Sozialpolitik:Mehr Platz für die Unsichtbaren

Eine Frau sucht in Mülleimern der thüringischen Stadt Weimar nach Pfandflaschen.

Eine Frau sammelt im Müll Pfandflaschen.

(Foto: Martin Schutt/dpa)

Sie schminken sich in Kaufhäusern, decken sich in Kleiderkammern ein und versuchen ihre Lage zu vertuschen, doch auch in München gibt es viele obdachlose Frauen. Der Stadtrat will ihnen nun helfen.

Von Stefan Mühleisen

Sie sind kaum zu sehen in der Stadt, aber es gibt sie, und es sind nicht wenige: obdachlose Frauen. Sie leben auf der Straße wegen unterschiedlichster Schicksalsschläge, etwa weil sie fliehen mussten vor dem gewalttätigen Ehealltag. Jene, die sich um sie kümmern, wissen: Viele dieser Frauen vertuschen aus Scham ihre prekäre Lage, schminken sich in Kaufhäusern, decken sich in Kleiderkammern ein, um nicht abgerissen auszusehen. "Obdachlose Frauen sind oft unsichtbar", sagt Alexandra Reinalter, Bereichsleiterin beim evangelischen Hilfswerk.

Das Sozialreferat aber hat diese benachteiligten Frauen im Blick - und im Stadtratsausschuss die Genehmigung für einen Ausbau des Frauenobdachs "Karla 51" erreicht, einer Einrichtung des evangelischen Hilfswerks in der Karlstraße. Wenn auch die Vollversammlung zustimmt, können 15 zusätzliche Plätze für wohnungslose Frauen gleich in der Nähe entstehen. "Der Ausbau", so heißt es in der Beschlussvorlage, sei "dringend erforderlich".

Das "Karla 51" muss seit 20 Jahren nahezu permanent Frauen wegschicken. Seit der Eröffnung sei die Einrichtung "stets voll belegt", heißt es im Bericht des Sozialreferats. "Von Anbeginn übertraf die Nachfrage das Angebot an Plätzen." Jene, die einen der bisher 40 Plätze ergattern, haben dann für acht Wochen eine Bleibe, günstiges Essen, sozialpädagogische Ansprache - und die Aussicht, mit Unterstützung der Hilfswerk-Mitarbeiter womöglich in eine bessere Lebenssituation mit einem festen Dach über dem Kopf zu wechseln.

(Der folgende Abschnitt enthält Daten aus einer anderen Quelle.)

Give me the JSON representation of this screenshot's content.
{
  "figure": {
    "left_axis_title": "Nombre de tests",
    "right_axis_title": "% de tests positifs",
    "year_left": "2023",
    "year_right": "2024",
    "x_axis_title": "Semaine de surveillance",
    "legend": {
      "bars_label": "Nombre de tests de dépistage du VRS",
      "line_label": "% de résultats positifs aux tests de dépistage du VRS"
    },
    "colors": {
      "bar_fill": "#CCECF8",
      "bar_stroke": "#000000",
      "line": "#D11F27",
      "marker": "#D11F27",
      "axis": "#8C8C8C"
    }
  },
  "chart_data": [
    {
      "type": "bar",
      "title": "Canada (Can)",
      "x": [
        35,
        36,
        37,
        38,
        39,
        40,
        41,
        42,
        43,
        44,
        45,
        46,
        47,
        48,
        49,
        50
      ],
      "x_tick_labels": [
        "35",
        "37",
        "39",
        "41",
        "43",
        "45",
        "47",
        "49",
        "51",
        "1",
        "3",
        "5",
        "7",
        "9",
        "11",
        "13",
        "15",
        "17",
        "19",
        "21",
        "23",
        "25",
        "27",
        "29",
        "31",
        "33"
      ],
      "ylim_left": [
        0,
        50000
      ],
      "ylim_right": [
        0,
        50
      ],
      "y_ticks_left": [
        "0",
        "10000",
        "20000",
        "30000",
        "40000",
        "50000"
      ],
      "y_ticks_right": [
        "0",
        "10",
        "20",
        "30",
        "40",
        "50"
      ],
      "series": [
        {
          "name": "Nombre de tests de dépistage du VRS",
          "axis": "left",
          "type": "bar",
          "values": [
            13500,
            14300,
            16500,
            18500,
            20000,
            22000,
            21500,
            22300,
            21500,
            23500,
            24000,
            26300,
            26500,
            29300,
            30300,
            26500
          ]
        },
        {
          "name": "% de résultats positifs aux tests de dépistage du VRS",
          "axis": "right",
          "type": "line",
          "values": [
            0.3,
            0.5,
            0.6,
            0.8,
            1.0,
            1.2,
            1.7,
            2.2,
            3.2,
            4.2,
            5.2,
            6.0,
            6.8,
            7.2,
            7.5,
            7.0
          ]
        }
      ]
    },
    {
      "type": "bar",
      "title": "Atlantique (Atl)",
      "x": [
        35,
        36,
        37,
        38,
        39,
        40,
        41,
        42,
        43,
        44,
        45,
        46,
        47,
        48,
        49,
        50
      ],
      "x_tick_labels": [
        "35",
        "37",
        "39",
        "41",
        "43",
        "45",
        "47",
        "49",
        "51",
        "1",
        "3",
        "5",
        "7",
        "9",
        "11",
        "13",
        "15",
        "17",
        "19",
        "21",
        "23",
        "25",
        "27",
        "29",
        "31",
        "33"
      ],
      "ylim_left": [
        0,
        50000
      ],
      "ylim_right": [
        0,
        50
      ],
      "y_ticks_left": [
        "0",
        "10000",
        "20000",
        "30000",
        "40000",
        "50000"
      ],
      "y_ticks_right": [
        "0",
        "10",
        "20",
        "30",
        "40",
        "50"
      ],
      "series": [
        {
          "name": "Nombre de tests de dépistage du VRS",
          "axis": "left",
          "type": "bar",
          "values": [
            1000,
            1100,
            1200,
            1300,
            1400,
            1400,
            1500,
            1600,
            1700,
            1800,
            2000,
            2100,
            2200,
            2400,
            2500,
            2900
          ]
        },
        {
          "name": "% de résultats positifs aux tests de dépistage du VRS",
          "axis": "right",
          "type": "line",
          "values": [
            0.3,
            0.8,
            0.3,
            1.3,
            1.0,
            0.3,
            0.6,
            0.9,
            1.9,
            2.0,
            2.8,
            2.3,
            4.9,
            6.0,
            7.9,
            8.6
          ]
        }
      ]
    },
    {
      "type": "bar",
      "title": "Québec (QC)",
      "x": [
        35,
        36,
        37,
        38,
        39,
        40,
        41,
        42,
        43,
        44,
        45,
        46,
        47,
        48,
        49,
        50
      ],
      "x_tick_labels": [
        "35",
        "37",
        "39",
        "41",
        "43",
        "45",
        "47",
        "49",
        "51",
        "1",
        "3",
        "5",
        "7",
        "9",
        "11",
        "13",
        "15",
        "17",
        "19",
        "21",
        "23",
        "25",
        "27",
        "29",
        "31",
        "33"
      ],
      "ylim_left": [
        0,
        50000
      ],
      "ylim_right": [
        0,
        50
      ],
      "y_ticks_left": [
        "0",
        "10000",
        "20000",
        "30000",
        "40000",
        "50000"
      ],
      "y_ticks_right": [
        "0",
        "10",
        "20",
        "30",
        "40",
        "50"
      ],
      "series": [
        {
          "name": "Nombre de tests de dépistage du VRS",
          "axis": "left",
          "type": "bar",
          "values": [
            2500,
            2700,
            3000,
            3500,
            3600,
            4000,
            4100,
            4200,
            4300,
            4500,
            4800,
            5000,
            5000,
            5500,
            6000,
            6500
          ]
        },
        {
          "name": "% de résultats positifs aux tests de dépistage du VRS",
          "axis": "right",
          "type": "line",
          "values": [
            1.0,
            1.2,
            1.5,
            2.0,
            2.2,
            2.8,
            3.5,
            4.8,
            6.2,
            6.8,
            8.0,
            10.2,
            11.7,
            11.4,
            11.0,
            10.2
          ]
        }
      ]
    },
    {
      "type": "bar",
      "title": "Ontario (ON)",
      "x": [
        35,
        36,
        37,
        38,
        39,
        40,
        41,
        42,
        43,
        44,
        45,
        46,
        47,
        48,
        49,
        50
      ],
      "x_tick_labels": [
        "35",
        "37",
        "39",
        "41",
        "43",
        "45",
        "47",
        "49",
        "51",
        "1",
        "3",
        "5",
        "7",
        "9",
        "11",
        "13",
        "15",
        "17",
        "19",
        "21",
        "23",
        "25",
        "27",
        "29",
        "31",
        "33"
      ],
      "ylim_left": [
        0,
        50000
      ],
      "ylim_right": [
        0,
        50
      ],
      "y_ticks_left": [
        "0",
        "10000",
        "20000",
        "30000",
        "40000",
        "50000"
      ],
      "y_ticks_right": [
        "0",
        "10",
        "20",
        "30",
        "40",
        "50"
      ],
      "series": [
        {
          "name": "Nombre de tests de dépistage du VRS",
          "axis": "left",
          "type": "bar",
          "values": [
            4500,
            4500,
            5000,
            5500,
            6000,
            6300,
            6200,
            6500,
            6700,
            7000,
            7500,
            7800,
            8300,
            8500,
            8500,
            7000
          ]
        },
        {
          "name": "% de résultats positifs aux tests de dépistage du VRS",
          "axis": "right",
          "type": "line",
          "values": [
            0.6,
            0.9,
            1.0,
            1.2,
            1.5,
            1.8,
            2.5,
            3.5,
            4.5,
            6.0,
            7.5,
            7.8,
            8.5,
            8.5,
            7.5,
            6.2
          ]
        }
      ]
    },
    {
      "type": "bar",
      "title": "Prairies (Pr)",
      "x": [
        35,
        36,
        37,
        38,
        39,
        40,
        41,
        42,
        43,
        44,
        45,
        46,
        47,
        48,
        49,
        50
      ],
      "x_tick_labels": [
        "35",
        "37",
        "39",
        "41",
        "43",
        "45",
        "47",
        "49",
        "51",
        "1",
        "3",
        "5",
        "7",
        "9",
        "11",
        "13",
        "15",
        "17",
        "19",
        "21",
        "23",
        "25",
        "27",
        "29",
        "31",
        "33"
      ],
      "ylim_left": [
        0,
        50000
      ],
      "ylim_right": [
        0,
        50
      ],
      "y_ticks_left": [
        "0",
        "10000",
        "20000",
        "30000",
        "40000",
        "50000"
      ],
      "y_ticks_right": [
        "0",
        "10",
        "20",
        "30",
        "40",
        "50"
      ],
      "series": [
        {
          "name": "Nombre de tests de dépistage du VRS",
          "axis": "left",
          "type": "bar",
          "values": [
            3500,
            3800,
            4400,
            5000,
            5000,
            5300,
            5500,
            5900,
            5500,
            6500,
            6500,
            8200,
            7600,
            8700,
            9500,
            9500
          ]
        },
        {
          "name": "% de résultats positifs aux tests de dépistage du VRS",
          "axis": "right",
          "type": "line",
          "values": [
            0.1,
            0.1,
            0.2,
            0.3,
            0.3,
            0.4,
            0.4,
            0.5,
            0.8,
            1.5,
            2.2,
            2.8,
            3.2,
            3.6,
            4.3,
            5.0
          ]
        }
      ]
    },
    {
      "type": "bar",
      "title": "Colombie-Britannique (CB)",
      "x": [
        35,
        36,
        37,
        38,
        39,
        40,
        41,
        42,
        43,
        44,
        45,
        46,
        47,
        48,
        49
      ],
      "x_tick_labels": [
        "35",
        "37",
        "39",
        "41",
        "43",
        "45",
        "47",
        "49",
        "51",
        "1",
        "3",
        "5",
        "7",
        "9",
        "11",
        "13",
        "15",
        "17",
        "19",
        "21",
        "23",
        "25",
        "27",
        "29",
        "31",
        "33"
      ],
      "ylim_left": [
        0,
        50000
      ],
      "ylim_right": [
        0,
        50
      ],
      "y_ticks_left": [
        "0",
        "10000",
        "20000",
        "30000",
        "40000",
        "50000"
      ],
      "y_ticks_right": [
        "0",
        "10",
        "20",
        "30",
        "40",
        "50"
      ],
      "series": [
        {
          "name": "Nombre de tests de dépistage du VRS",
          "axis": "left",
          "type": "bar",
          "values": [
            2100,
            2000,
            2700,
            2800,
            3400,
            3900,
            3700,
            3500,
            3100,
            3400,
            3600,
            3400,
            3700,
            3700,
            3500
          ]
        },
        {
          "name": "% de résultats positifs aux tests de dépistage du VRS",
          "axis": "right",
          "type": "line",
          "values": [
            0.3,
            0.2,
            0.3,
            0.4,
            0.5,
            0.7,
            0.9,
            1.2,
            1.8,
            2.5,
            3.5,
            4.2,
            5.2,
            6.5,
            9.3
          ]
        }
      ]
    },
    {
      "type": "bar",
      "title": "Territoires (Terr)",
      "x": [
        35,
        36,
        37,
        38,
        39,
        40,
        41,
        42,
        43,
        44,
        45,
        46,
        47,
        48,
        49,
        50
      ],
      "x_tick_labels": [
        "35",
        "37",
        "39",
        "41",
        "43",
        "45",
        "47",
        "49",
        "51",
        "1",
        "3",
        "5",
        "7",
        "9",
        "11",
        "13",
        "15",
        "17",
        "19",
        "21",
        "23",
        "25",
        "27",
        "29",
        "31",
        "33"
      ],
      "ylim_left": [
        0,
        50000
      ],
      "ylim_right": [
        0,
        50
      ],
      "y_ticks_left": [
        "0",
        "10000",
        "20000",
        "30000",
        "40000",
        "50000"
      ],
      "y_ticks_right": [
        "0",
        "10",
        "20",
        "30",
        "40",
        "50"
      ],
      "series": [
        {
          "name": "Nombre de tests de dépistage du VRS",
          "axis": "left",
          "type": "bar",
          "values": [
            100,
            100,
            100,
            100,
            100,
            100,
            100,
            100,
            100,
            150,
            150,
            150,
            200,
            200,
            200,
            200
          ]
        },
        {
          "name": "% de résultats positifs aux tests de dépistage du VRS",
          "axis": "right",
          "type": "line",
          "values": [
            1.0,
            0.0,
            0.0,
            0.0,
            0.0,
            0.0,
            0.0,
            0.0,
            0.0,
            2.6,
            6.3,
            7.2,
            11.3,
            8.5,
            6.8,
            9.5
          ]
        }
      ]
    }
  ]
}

Doch das gelingt immer seltener, wie aus dem Bericht der Behörde hervorgeht. Anfangs habe die Vermittlungsquote - dazu zählt etwa die Verlegung in eine andere Einrichtung, in eine betreute Wohnform oder gar in eine eigene Wohnung - bei 80 Prozent gelegen. Die Quote sei jedoch immer weiter gesunken, bis sie 2015 einen Tiefstand von 44,7 Prozent erreicht habe.

Die Folge: Es gab noch weniger verfügbare Plätze, weil das Karla-Team die Frauen nach Ablauf der zwei Monate nicht einfach auf die Straße setzen will. "Die Wartezeit für eine Sozialwohnung ist lang, andere Wohnprojekte sind ebenfalls überbelegt. Und eine günstige Wohnung in München zu finden, ist so gut wie unmöglich", sagt Reinalter.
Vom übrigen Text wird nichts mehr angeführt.